The Peoples Bank of China has reported that the nation’s foreign reserves plunged in January, dwindling by $99.5 billion.
In an attempt to boost the value of the RMB, China has been deliberately draining its foreign currency holdings. With $3.23 trillion on reserve, China is still by far the biggest foreign currency holder in the world.
The strategy is designed to ease fears in Beijing that investors could rapidly devalue the currency. This fear is illustrated by warnings issued by Beijing recently to notorious currency trader George Soros that any attempt to short-sell the Yuan was doomed to failure.
With many Chinese firms holding debt in dollars, any significant devaluation in the Yuan could spark serious trouble and hinder their ability to manage debt. To counter this, the PBoC has been selling dollars and buying Yuan in an attempt to stop it falling too rapidly.

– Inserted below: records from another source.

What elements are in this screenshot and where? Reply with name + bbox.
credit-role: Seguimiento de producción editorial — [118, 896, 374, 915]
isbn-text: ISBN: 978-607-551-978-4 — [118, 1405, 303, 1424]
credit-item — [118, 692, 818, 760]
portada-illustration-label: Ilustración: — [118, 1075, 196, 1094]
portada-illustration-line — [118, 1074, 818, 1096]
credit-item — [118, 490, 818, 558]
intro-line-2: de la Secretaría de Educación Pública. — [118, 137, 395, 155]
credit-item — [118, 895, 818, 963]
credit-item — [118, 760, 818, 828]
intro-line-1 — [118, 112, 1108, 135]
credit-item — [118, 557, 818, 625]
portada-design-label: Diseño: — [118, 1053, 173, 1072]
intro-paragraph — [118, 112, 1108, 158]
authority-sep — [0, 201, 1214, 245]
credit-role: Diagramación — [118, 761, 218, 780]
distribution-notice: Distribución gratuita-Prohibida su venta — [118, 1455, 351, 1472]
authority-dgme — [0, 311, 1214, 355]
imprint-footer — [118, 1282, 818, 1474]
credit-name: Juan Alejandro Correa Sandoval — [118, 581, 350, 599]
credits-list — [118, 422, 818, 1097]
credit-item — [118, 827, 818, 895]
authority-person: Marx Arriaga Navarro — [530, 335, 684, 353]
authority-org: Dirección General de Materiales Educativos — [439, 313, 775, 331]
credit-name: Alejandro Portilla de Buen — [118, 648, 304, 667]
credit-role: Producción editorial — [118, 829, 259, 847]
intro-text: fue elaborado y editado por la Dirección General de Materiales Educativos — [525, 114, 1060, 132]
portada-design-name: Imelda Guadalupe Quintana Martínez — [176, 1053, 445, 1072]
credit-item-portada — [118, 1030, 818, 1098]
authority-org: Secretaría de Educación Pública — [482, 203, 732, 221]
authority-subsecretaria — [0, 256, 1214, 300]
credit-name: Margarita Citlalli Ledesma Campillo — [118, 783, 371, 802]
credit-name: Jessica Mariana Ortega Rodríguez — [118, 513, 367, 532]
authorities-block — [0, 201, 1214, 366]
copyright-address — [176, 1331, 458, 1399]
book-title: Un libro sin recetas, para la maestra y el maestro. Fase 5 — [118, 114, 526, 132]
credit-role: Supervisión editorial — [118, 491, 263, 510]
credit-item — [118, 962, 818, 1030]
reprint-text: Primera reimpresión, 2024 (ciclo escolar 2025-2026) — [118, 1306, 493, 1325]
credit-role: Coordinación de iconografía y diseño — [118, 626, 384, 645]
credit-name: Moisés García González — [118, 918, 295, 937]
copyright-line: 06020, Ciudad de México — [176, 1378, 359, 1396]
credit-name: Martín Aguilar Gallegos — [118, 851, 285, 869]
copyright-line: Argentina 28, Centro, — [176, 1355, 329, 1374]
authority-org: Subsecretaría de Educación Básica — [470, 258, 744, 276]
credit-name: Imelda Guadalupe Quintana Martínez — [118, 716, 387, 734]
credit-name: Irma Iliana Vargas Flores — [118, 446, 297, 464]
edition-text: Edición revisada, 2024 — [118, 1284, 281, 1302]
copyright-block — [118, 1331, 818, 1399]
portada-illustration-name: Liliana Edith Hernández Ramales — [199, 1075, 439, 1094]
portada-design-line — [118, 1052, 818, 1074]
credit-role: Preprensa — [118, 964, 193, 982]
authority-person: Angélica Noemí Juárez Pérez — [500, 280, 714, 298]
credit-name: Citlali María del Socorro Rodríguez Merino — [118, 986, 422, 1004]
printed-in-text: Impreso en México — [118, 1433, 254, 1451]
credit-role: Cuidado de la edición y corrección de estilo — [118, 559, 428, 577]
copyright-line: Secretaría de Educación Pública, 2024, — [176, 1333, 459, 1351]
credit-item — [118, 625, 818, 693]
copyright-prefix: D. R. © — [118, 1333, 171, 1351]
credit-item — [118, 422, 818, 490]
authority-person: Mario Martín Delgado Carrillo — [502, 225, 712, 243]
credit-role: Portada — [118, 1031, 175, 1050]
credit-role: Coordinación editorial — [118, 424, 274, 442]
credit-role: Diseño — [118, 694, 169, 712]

The draining of foreign reserves is part of a multi-pronged approach including banning some foreign banks from participating in Forex trading, and ordering offshore banks to hold their Yuan reserves.
Investors are watching closely to see what Beijing does next. Endless selling of dollars is not a long-term solution and is likely to spark uncertainty and fear rather than ease it, just as implementing a circuit breaker system in the stock market did earlier in the year.
Is the Yuan set for a steep drop in the near future? Possibly. Currency traders keep your eyes on this story!